HPCExecutor - Run REF on HPCs#

High Performance Computing Centers (HPCs) generally do not let users run computationally intensive programs and apps on their login nodes. Users must submit a batch or interactive job into a queue that provisions resources to run user programs. Therefore, the workflow for running REF on HPCs differs from that on users' local computers or workstations.

Here, we introduce the HPCExecutor for running REF on HPC resources.

You could use HPCExecutor if:

The login nodes allow users to run a program for a long time like several hours with little computational resources (less than 25% of one CPU core and negligible memory).
You want to run REF under the HPC workflow i.e., submitting batch jobs.
The scheduler on your HPC is slurm or pbs. We may include other schedules in the future if needed.
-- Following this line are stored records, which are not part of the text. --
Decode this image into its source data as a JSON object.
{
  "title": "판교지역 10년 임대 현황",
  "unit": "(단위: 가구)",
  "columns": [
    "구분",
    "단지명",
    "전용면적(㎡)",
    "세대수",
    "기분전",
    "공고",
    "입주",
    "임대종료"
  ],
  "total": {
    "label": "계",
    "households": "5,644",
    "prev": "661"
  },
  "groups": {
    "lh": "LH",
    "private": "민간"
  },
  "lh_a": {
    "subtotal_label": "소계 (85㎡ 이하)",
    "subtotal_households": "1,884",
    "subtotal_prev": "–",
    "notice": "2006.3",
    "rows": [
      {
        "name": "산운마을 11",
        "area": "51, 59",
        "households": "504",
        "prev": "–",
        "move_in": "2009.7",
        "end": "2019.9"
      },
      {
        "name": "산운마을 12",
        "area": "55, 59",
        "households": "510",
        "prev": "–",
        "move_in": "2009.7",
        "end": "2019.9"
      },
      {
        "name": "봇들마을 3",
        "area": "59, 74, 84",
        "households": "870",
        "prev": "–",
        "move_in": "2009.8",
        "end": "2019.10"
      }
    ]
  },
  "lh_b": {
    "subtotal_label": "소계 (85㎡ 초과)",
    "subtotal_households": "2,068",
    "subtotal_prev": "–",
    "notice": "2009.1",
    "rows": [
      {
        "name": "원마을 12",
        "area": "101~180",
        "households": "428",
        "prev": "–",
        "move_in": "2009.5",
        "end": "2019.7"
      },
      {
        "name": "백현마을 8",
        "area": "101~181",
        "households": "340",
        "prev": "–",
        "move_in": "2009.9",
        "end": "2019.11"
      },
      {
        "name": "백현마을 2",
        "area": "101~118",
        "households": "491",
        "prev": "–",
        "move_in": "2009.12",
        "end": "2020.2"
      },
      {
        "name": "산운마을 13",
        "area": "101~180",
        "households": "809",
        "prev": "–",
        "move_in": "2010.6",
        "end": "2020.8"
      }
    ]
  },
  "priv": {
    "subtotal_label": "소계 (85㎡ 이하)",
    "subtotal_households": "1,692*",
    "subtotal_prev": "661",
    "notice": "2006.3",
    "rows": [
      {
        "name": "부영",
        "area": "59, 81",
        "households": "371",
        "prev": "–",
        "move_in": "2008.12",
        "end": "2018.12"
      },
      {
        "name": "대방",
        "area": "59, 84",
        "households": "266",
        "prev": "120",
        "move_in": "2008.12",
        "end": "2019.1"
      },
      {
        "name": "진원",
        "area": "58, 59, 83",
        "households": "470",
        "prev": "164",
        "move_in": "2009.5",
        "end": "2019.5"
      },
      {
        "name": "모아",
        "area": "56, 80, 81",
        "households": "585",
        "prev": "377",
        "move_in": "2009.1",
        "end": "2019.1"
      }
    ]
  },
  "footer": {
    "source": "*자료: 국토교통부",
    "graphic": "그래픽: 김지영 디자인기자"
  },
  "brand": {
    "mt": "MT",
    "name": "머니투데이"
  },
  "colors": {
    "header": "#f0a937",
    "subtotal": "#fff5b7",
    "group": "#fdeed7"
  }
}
Please make an issue describing your requirements.

Pre-requirements#

Since the compute nodes on HPCs generally do not have an external internet connection, please pre-install the conda virtual environments and pre-fetch and pre-ingest all data needed by the REF on the login node before running the REF on compute nodes using HPCExecutor. Also, please clean (delete) everything under ${HOME}/.cache/mamba/proc/. These files are used by the micromamba intalled that were required by ESMValTool and PMP.

HPCExecutor#

The HPCExecutor will use the slurm provider and srun launch from parsl to submit jobs and run REF on compute nodes. Blocks are the basic computational units of parsl. It could include a single node or several compute nodes. Within a node, parsl creates several workers that run a python app across multiple cores. Each worker will compute one or several diagnostics. If the number of diagnostics is larger than the worker number, some workers will run more than one diagnostics serially. However, the more workers, the more overhead required by parsl. The steps to use HPCExecutor are as follows:

On the login nodes, if possible, open a screen or tmux session to keep the master process of HPCExecutor alive. Only the master process will be run on the login nodes with less than 10% of one CPU core and negligible memory, and real computations will be on compute nodes through the job submissions. If the HPC's queue time is short and the connection to the login nodes is stable, users can use the login nodes directly without using the sessions of screen and tmux.
Edit the ref.toml under the config directory if not create one.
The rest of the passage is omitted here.